肝硬変や代謝性肝疾患といった難治性肝疾患に対して肝臓器移植に代わる根治的治療は未だ確立されていません。しかしながら、肝臓器移植の施行においては、手術侵襲が大きいことやドナー不足、生体肝移植におけるドナーの侵襲といった問題が存在します。肝細胞移植はマウスやラットなどの小動物肝疾患モデルを用いた研究において長期的なドナー肝細胞の生着による症状の緩和や生存率の向上が報告されています。肝細胞移植を行うメリットとして①単一の肝臓から複数の患者への移植が可能(ドナー不足の解消への期待)、②臓器移植に比べ手術侵襲を軽減、③臓器移植が困難な小児に対しても施術可能などが挙げられます。肝細胞移植のヒトでの臨床応用に関しては欧米を中心に先天性肝代謝性疾患症例を対象とした治療報告はありますが、いまだ少なく、治療プロトコールの最適化についてはいまだ検討段階にあります。そこで、我々はドナー肝細胞の長期的な生着とより高い治療効果を目指すための最適なプロトコールを確立するための研究を行っています。
本学の生命科学研究を支援する

私が所属する研究支援センター動物実験施設は鹿児島大学における生命科学研究の拠点の一つとなっています。動物実験施設では主に様々な病気の病態解明や治療法に関する研究が行われていますが、生物学など基礎的研究(遺伝学的研究、生理学的研究など)も行われています。私を含め、動物実験施設のスタッフは動物を用いた研究が倫理的かつ科学的に適正に行われるよう、実験者に教育、アドバイスをするとともに、日々、飼育している実験動物の健康、飼育管理も行っています。
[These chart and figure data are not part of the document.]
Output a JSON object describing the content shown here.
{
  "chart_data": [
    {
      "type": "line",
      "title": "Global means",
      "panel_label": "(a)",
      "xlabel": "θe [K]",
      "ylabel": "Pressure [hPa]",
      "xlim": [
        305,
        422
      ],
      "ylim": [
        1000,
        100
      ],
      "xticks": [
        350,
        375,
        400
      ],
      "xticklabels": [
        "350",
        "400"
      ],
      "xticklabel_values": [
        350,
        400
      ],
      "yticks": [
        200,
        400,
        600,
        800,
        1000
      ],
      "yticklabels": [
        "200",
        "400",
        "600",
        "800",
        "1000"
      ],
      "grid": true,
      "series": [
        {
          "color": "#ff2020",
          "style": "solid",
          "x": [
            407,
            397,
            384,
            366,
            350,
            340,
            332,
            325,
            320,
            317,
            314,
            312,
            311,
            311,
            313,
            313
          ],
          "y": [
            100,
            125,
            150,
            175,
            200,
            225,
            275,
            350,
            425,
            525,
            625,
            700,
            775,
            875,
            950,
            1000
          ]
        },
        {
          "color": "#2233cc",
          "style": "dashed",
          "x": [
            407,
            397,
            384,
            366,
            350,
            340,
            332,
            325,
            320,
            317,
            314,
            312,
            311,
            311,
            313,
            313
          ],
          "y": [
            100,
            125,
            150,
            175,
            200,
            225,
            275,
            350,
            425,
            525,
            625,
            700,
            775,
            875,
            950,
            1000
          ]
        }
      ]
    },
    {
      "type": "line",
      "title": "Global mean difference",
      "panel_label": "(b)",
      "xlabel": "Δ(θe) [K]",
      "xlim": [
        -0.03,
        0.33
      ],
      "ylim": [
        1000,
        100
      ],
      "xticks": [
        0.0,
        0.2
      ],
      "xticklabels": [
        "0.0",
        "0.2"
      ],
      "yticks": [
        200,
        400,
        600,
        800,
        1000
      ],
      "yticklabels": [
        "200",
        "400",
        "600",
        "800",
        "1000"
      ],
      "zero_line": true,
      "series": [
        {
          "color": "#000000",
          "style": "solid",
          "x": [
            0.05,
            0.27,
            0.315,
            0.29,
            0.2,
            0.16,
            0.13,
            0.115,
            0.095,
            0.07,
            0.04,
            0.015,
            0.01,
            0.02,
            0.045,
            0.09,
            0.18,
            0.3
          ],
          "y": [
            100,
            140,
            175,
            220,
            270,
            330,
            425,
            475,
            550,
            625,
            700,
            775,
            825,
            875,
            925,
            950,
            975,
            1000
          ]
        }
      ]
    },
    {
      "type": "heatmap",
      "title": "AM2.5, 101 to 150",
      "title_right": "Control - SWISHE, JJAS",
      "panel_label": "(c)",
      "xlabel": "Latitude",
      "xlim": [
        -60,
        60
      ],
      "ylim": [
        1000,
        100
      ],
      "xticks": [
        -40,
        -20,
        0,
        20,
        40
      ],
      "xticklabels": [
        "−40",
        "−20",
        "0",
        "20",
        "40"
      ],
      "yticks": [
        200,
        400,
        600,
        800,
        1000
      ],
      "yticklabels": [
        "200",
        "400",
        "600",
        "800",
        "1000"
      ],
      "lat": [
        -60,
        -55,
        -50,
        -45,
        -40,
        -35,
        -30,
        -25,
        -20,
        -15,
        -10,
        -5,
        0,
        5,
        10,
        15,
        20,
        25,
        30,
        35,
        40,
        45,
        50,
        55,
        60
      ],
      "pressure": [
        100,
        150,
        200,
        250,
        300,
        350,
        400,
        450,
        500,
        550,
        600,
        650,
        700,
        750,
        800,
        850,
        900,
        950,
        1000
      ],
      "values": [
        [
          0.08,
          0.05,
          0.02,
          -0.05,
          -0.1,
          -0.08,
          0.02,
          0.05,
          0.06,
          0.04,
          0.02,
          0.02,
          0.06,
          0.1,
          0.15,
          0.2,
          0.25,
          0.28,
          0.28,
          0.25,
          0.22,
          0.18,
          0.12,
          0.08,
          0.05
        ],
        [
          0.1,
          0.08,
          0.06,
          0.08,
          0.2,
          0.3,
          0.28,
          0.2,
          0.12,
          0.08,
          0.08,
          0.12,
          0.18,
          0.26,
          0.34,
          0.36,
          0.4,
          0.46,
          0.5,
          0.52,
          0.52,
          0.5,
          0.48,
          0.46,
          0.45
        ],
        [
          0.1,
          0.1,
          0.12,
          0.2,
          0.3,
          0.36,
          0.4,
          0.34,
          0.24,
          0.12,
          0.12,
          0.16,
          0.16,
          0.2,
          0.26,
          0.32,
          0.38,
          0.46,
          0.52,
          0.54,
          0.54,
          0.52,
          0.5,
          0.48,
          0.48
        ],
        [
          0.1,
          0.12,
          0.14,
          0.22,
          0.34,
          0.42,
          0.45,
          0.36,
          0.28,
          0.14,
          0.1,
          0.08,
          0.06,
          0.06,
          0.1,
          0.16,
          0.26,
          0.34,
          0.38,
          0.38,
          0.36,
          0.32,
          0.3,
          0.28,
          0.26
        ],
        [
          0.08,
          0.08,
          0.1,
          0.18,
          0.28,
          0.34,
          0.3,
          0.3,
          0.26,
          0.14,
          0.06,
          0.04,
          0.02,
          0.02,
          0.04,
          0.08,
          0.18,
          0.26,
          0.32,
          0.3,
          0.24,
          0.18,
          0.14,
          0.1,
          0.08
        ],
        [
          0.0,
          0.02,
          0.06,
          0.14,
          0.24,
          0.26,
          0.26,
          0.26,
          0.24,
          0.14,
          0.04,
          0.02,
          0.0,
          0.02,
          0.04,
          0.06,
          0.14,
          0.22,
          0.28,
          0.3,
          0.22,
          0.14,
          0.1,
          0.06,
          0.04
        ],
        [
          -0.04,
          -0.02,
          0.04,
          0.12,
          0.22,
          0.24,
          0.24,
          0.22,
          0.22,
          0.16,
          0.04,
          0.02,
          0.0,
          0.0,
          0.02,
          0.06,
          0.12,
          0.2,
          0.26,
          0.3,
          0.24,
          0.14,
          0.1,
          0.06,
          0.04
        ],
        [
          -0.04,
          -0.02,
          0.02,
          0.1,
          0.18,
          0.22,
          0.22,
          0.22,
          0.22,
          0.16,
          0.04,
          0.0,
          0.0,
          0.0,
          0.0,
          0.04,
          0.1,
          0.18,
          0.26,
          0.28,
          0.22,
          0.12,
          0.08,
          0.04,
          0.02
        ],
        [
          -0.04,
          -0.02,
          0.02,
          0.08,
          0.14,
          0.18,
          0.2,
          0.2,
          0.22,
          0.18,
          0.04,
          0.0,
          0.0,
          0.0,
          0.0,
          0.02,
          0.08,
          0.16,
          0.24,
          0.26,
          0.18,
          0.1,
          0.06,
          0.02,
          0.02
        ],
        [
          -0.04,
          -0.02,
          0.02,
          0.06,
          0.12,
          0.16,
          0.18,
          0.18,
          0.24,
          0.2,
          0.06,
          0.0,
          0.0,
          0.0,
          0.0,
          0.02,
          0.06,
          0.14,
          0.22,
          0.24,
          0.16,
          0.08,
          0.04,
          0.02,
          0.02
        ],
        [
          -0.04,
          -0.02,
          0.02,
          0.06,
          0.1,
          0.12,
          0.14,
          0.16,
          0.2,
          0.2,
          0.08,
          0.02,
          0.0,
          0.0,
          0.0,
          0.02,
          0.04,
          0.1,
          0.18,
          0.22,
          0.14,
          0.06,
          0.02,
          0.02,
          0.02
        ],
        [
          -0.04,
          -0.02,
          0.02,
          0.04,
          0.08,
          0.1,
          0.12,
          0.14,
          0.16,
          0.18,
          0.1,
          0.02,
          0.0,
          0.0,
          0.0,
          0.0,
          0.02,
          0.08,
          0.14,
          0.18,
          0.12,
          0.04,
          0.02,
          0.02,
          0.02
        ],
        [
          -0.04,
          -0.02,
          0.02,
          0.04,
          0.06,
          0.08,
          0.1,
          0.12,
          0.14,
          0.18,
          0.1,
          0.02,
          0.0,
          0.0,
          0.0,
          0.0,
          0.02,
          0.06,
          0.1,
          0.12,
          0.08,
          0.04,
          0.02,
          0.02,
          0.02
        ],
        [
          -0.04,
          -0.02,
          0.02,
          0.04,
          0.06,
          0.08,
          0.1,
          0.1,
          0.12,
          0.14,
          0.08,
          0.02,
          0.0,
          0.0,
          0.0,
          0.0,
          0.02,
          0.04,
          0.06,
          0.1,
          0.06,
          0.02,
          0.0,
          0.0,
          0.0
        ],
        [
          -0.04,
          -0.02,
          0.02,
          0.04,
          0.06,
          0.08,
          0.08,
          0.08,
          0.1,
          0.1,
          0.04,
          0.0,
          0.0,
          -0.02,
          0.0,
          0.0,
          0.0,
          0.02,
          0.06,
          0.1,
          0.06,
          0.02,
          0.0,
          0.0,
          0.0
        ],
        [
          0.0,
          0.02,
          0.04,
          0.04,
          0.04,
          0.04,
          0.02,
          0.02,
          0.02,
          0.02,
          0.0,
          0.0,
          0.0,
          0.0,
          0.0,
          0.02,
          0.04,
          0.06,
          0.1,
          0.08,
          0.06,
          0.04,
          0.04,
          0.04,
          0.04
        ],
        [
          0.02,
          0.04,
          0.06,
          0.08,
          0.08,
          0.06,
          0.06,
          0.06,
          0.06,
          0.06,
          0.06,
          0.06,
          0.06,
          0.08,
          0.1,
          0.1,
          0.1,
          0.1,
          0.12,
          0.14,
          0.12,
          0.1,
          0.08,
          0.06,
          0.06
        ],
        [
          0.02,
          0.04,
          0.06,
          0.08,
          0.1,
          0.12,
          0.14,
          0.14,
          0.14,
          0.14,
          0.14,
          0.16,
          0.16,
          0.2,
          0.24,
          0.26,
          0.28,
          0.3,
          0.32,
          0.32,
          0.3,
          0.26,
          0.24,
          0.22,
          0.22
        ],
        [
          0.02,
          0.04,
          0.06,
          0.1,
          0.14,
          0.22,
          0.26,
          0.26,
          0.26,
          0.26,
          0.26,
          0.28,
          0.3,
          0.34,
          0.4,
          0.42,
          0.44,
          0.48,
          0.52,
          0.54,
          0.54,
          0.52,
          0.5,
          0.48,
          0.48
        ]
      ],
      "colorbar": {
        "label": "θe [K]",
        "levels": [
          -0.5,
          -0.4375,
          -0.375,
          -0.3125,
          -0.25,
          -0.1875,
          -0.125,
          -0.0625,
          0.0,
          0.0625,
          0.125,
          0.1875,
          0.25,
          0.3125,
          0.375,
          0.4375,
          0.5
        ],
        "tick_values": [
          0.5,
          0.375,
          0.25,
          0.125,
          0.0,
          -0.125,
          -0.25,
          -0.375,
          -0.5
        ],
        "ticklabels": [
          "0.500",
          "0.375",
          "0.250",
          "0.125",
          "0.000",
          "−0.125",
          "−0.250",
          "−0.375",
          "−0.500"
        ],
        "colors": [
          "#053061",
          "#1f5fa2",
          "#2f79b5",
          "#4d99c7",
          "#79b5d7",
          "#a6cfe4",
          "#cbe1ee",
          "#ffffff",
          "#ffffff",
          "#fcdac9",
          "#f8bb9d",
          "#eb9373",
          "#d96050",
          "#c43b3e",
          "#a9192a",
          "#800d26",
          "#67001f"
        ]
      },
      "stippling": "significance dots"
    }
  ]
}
また、実験動物の管理だけでなく、薬剤の投与や採血、手術といった実験技術を実験者に指導、助言を行うとともに研究支援業務としてもこれら技術を実験者にも提供しています。特に私は獣医師であることからこれら健康管理、研究支援業務に獣医師として深く関与し、私個人の研究のみならず、本学における生命科学研究の推進に少しでも貢献できるよう、日々、実験動物や研究者と向き合っています。